Капли воды иногда падали на кожу — на лоб, на грудь, она поднимала слабую руку, трогала их, старалась донести до пересохших губ. Горячая кожа не была сухой, она была липкой от пота. Пот пах болезнью. Этим тяжёлым неприятным запахом было полно всё вокруг.

Частые приступы кашля вовсе вгоняли в безумие. Иногда после них она слабо пыталась звать: маму, отца, кого-нибудь… Ведь кто-то был рядом, кто-то ухаживал за ней! Иногда это была женщина — больная понимала это по тонкому аромату духов, по лёгким прикосновениям маленьких ручек, по тихому высокому голосу. Иногда мужчина — этот был молчалив. Он старался не показываться ей на глаза. Его сильные пальцы были ледяными. Холод от их кончиков жёг даже сквозь перчатки и слой её одежды, когда странный целитель прикасался к больной.

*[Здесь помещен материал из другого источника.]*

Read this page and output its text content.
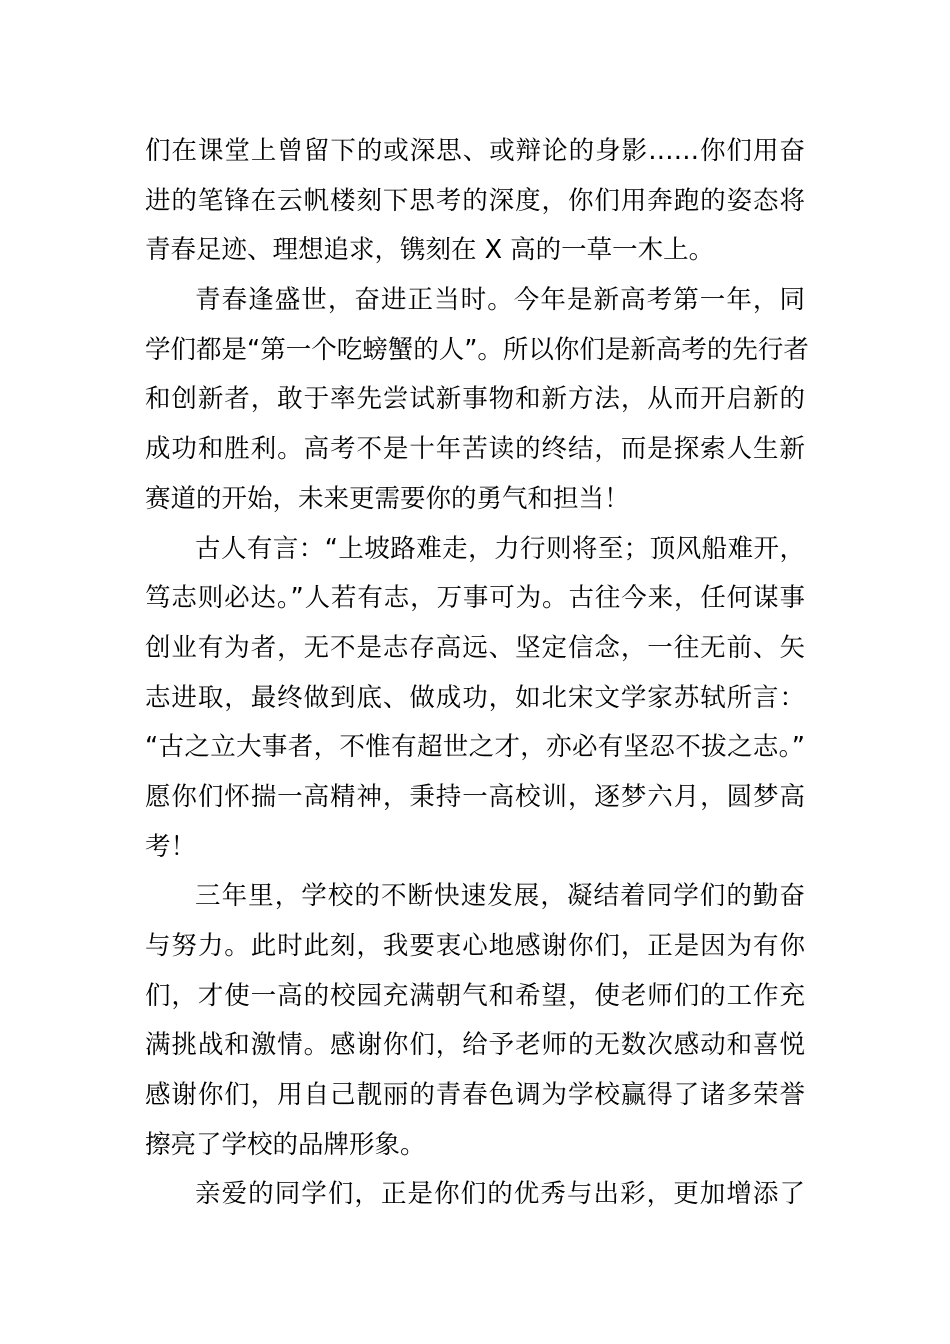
们在课堂上曾留下的或深思、或辩论的身影……你们用奋
进的笔锋在云帆楼刻下思考的深度，你们用奔跑的姿态将
青春足迹、理想追求，镌刻在 X 高的一草一木上。
青春逢盛世，奋进正当时。今年是新高考第一年，同
学们都是“第一个吃螃蟹的人”。所以你们是新高考的先行者
和创新者，敢于率先尝试新事物和新方法，从而开启新的
成功和胜利。高考不是十年苦读的终结，而是探索人生新
赛道的开始，未来更需要你的勇气和担当！
古人有言：“上坡路难走，力行则将至；顶风船难开，
笃志则必达。”人若有志，万事可为。古往今来，任何谋事
创业有为者，无不是志存高远、坚定信念，一往无前、矢
志进取，最终做到底、做成功，如北宋文学家苏轼所言：
“古之立大事者，不惟有超世之才，亦必有坚忍不拔之志。”
愿你们怀揣一高精神，秉持一高校训，逐梦六月，圆梦高
考！
三年里，学校的不断快速发展，凝结着同学们的勤奋
与努力。此时此刻，我要衷心地感谢你们，正是因为有你
们，才使一高的校园充满朝气和希望，使老师们的工作充
满挑战和激情。感谢你们，给予老师的无数次感动和喜悦
感谢你们，用自己靓丽的青春色调为学校赢得了诸多荣誉
擦亮了学校的品牌形象。
亲爱的同学们，正是你们的优秀与出彩，更加增添了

Иногда девушка успевала ухватить его взглядом, прежде чем он скроется — мощная мужская фигура в красном одеянии. Она облизывала губы, пыталась прошептать ему что-то. Он оборачивался и взгляд странных молочно-белых глаз швырял её… В пустоту.

Пустота. Это было не беспамятство, но это было отсечение всей реальности. Её выкидывали за пределы мира. Здесь не было звёзд и комет, не было механизмов, управляющих небесными сферами. Просто не было ничего! Кроме неё, её жара, её боли и… её памяти.

…Ослепительно яркая картинка, оглушительно громкие звуки — такими в пустоте ей являлись все воспоминания. В этот раз явилось лето. Идеально чёрная ночь, россыпь бриллиантов в небе и гигантское колье Млечного Пути. Звёзды танцевали вверху, девушка танцевала внизу. В простом белом платье, с длинными, ниже талии, тёмными прямыми волосами. Морской песок шуршал под босыми ногами, а больной казалось — это ей прямо в уши втирают сухие песчинки. Море грохотало, клокотало, бурлило. Кажется, она слышала скользкие, серебристые звуки, с которыми солёную воду рассекали рыбы в глубине.

Песня! О, зачем ещё и ты?! Пожалейте мои уши!

"Я знаю, помню — не мне решать, Нет, не моей воле судьбы свершать, Но как дать сердцу биенье вновь, Чтоб в нем из льда ожила любовь? Мне дан был дар, и, немедля, вмиг Твой образ передо мной возник. Кто жив? Кто мертв? Кто же исцелен? Не вправе я сей вершить закон. Видя этот холодный взгляд, Я знала: это не льды горят, А спрятано где-то, под камнем сна, Иное сиянье, иная струна. И чтобы она зазвучала вновь, Чтоб шел по жилам не яд, а кровь, Решилась я на тот смелый шаг, Не помня больше, кто друг, кто враг…"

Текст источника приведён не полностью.